I'm a newbie to "forae" (forums) so responses like "buzz off" etc. are OK! It looks like the person who started this has approximately the same problem I have.
Twelve years ago I designed and built a very useful measuring instrument. A "C" program running in DOS and communicating with the world through a parallel port via a 24-bit parallel port digital IO "appliance" (I call it) talks to an interface I made with motor control circuits and two counters giving the position of two incremental (not absolute) rotary encoders. A lot happens in a short time as the machine is running: one encoder gives the measurement position, the other (12-bit) is read repeatedly, at maximum achievable speed, to gather the data at each position.
Now my boss is all excited about the pieces that are obsolete and out of production: laptops with parallel ports and the I/O "appliance." He wants me to "update it."

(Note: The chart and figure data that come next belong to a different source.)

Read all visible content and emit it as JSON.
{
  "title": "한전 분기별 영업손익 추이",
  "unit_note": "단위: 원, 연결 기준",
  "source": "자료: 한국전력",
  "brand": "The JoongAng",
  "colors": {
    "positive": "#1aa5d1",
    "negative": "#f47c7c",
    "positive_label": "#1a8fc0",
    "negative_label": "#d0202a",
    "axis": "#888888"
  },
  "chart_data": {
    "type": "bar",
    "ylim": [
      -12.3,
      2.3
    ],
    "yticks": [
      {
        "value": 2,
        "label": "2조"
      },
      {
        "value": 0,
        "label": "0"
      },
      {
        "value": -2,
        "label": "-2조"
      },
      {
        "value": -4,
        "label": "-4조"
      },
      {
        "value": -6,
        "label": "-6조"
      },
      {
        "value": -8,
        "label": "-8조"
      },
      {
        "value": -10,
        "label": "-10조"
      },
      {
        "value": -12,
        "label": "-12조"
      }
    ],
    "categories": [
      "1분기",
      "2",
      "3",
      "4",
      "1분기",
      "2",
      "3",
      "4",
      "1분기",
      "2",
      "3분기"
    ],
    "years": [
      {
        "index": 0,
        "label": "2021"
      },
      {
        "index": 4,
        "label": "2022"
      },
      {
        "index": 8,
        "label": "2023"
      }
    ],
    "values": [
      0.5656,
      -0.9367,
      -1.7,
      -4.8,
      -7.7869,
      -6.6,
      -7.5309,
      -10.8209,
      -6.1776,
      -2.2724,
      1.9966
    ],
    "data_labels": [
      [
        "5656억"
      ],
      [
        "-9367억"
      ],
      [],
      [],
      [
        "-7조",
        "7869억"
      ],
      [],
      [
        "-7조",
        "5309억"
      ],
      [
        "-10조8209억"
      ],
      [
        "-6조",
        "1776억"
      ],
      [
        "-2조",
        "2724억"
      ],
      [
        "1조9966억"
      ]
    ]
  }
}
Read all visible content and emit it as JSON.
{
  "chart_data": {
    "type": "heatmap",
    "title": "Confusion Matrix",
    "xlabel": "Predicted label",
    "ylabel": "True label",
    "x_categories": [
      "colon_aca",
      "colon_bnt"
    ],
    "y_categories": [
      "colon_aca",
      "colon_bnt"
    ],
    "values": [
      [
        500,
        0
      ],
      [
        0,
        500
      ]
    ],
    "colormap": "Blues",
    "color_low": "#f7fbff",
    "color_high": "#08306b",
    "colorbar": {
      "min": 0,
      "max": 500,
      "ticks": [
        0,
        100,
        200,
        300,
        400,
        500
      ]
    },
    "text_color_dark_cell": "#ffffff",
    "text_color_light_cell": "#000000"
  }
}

The USB latency issue is key. It is the only remaining I/O window in a laptop (my instrument is portable) and must be accessed via the WinOS, which cares more about Bill Gates's housekeeping chores than about my requirements. My understanding is that one must allow for 20ms of latency when doing USB I/O.
Is there ANY way to achieve the immediacy of I/O response my machine now enjoys without off-loading "intelligence" to a peripheral? The human operator needs an interface (command line is just FiNE, out in the sunlight!) and the ability to intervene in the process.
A friend advises me to offload the "fast stuff" to an Arduino and write a program running under the Win OS to "guide" the Arduino and upload data. I've no idea what Win programming application that would be.
That's enough of that. A friendly push in the right direction is all I'm asking for...and I will be happy to get even a "Push off!"